Он проживет двое суток – знаю… но он какой будет?, – вопросительно пробормотал вслед врачу Лапин.
– В смысле?
Валеревский чуть помолчал, потом снова усмехнулся:
– Агрессии не прибавится, жрать людей не будет! Понятия «зомби» в медицине нет, это сказки западных африканцев!
– А что с ним будете делать?
– Введем лекарство. Слышали что-нибудь про артериальное нагнетание крови при клинической смерти.
– Не-а, – покачал головой мужчина.
– Умирающему вводят большое количество крови в артерию. Обогащенная кислородом кровь быстро попадает в сосуды сердца. При этом оно получает необходимое питание и одновременно происходит раздражение его нервных окончаний. Быстрее всего восстанавливается сердечная деятельность и дыхание, которые угасли последними, позднее – сознание, мышление и речь. Здесь все так же. Только вместо крови наш препарат.
– А почему тогда только два дня?
– Он не может циркулировать в крови более двух суток, густеет. Пока это все, чего мы достигли..
Врач подошел к двери и остановился, глядя на реанимационный кабинет, где ему предстояло оживить уже двоих за сегодня.
– Неделю назад к нам пришла женщина и просила оживить ее дочь. Та перерезала себе вены. Мы отказались. Мы не оживляем самоубийц. Такое правило. Вы подумайте, точно ли он хотел жить – этот ваш алкаш? Или сам напился вусмерть от скотской своей жизни? Надо ли оно ему все?.
Мужчина призадумался, но от решения своего не отступился. В тот же день его подопечного оживили.
– Так, на сегодня двое у нас. Решетов, 62 года и Сильченко, 26. Начнем с Решетова – думаю, еще успеем. Его жена утверждает, что умер в полночь.
Врач подошел к серой стене с ячейками, нажал кнопку и к нему на так называемых рельсах выехал труп в морозильной ячейке.
Валеревский наклонился к нему, погладил по волосам.
– Седой какой дружок, депутатская жизнь потрепала, да? А жена у тебя красавица, выглядит прекрасно, или «гиалуроновая», сейчас так делают, не отличишь – это тебе не 10-ые, – врач набрал «голубой крови» в шприц и побил по нему указательным и большим пальцем.
Санитар побагровел:
– Я так волнуюсь.
– Первый раз всегда странно – ты присядь, подостынь. Потом сам будешь делать. Лучший выпускник Сеченова!, – Валеревский снова усмехнулся и прищурил глаз.
– Что-то мне нехорошо, – молодой санитар сел и его лицо резко побелело.

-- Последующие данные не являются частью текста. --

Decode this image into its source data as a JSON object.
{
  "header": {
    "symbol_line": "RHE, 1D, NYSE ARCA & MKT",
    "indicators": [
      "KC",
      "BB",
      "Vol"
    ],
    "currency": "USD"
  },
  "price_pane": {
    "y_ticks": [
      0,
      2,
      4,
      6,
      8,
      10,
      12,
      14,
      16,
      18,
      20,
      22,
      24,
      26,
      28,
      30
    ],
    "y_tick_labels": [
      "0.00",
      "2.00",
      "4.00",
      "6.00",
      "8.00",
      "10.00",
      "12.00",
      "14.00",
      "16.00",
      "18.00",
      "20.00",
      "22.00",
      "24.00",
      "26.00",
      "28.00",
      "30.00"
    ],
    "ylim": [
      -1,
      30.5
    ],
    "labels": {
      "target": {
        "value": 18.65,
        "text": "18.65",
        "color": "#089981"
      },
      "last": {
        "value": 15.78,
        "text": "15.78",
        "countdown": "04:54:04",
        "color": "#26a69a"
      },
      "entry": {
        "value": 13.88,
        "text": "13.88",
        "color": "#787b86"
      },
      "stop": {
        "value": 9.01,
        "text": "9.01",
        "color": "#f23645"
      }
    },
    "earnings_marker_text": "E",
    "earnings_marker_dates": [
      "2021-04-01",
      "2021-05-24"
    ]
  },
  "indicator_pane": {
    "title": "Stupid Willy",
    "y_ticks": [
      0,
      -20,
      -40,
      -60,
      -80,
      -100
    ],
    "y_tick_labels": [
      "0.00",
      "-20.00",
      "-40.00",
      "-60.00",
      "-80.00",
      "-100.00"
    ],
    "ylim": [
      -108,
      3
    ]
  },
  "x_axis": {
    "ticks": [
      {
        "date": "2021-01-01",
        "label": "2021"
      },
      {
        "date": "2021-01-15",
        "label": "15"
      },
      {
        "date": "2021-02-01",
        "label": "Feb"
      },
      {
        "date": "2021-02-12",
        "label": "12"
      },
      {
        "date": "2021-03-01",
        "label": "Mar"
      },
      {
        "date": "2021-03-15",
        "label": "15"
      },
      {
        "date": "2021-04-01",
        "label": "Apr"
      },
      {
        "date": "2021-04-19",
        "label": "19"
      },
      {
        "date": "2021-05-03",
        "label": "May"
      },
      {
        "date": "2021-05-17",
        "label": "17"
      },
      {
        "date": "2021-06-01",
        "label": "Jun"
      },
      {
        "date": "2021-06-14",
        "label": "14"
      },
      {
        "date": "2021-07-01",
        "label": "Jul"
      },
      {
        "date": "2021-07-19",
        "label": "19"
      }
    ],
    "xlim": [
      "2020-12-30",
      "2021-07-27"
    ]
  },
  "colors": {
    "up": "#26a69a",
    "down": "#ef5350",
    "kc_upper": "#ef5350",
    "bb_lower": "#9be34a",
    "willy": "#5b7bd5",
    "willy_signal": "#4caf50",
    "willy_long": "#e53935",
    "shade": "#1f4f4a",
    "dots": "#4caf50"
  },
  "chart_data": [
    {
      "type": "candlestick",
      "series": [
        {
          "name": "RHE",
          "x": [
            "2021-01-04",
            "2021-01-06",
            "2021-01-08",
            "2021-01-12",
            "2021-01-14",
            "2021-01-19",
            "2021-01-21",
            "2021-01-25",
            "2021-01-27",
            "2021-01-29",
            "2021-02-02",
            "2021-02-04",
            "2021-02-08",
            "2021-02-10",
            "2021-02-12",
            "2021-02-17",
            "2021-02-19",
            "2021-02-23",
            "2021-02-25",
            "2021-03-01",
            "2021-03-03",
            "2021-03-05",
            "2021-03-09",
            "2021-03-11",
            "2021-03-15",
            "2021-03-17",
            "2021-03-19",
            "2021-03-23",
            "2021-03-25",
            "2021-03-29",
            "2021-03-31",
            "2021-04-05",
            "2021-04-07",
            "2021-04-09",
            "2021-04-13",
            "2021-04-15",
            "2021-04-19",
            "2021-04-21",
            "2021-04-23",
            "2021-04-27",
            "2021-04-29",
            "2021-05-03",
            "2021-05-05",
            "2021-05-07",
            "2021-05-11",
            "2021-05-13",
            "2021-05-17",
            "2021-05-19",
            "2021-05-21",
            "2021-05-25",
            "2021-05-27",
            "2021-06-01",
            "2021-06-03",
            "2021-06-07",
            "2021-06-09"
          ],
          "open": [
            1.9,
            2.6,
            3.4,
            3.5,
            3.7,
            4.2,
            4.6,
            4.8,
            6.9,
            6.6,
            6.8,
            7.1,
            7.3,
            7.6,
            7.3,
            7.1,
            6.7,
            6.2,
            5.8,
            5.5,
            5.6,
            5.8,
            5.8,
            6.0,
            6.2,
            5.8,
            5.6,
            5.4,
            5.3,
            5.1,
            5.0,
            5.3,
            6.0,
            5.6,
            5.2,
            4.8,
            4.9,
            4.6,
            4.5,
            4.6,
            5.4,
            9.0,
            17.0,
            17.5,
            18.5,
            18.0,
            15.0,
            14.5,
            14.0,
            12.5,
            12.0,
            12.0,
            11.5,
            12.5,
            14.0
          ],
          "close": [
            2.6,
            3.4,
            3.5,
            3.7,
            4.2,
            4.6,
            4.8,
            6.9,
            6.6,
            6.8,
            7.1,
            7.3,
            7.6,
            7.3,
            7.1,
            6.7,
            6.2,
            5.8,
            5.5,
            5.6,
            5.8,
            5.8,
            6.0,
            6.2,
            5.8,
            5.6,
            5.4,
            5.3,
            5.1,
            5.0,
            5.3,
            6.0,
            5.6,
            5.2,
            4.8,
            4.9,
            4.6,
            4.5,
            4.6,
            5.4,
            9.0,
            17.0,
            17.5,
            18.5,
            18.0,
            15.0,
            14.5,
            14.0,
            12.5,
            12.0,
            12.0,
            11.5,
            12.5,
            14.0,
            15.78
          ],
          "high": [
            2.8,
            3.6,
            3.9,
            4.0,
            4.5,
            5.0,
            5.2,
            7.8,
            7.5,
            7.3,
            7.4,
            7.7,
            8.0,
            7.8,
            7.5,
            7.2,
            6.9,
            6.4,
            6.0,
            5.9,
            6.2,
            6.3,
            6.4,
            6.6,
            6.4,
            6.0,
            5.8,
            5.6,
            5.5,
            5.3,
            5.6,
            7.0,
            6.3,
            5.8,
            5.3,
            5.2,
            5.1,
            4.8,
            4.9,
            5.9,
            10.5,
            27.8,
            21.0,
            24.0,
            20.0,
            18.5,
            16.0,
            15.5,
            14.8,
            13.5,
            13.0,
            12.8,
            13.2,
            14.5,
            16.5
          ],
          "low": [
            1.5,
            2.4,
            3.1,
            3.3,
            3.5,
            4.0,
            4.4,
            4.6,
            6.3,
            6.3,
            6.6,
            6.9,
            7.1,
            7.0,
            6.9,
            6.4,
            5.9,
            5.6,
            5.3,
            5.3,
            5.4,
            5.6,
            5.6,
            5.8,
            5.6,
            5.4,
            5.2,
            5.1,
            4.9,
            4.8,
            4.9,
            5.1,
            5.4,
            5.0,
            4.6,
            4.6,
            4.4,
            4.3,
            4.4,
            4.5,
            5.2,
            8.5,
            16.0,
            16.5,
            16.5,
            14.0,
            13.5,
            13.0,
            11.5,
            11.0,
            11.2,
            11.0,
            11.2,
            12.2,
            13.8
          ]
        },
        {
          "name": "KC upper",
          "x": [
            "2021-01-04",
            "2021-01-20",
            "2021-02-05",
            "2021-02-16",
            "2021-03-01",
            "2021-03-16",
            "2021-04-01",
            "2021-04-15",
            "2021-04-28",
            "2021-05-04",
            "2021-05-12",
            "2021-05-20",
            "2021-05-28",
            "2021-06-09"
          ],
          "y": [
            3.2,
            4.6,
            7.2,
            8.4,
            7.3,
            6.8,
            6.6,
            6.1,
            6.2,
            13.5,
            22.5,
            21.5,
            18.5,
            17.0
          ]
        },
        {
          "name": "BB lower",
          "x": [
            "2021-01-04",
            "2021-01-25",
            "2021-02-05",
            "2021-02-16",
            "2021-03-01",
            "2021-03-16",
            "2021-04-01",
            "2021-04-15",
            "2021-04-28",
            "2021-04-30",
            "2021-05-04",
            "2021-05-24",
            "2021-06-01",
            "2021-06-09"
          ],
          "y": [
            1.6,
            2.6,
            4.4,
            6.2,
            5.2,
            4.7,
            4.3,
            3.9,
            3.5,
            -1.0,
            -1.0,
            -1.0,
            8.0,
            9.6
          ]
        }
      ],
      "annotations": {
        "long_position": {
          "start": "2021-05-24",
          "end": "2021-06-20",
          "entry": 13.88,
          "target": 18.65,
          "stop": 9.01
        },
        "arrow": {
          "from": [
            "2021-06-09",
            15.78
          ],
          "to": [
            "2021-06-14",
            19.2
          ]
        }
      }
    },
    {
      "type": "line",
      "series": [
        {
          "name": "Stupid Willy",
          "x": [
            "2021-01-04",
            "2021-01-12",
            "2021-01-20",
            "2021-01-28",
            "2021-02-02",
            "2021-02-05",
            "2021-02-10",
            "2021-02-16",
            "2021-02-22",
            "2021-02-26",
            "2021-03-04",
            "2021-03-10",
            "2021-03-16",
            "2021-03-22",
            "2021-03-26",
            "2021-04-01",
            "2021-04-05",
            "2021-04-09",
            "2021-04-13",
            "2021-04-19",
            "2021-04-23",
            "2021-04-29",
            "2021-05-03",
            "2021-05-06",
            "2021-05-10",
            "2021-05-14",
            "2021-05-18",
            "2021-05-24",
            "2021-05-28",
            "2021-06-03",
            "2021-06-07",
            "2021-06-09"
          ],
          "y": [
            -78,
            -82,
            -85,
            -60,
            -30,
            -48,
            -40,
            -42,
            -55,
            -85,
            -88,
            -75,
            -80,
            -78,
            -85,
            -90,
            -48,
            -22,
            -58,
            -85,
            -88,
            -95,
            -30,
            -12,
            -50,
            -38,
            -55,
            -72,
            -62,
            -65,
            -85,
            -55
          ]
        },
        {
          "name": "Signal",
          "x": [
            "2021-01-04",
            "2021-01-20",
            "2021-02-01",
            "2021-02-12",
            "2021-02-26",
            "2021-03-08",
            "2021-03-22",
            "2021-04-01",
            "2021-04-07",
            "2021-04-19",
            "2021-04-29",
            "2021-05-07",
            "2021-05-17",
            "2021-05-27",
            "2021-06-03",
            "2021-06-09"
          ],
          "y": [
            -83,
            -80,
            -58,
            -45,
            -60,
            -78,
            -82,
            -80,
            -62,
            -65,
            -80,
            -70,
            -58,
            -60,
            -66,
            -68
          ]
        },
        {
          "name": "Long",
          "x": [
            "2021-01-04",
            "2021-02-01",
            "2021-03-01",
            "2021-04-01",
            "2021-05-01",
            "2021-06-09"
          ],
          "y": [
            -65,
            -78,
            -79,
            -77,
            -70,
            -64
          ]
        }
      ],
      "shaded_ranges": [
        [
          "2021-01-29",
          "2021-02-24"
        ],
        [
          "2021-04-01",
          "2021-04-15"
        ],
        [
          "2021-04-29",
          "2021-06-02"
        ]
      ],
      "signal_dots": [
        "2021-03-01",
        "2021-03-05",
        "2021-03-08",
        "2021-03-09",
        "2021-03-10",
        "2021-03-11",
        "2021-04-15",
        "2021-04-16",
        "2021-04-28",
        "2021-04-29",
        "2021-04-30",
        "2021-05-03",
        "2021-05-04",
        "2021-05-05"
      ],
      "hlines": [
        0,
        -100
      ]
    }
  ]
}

– То красный, то белый! Ты врач или кто? Ты почему такой трус!
– Я делал препарирование не раз. Но это, это же за пределами разумного!.
– Чего? Это лучшее, что придумало человечество за много-много лет…
Валеревский захихикал, ввел содержимое шприца в вену трупу и отошел.
– Посиди пока. Как очнется – зови. Мне надо в туалет.
– Вы специаль – но?
– Он не страшный. Он даже не изуродован. Чего бояться?, – Валеревский вышел из реанимационной.
Растерянный выпускник сидел напротив трупа на стуле и трясся. Сейчас это тело оживет, как в лучших хоррорах начала века.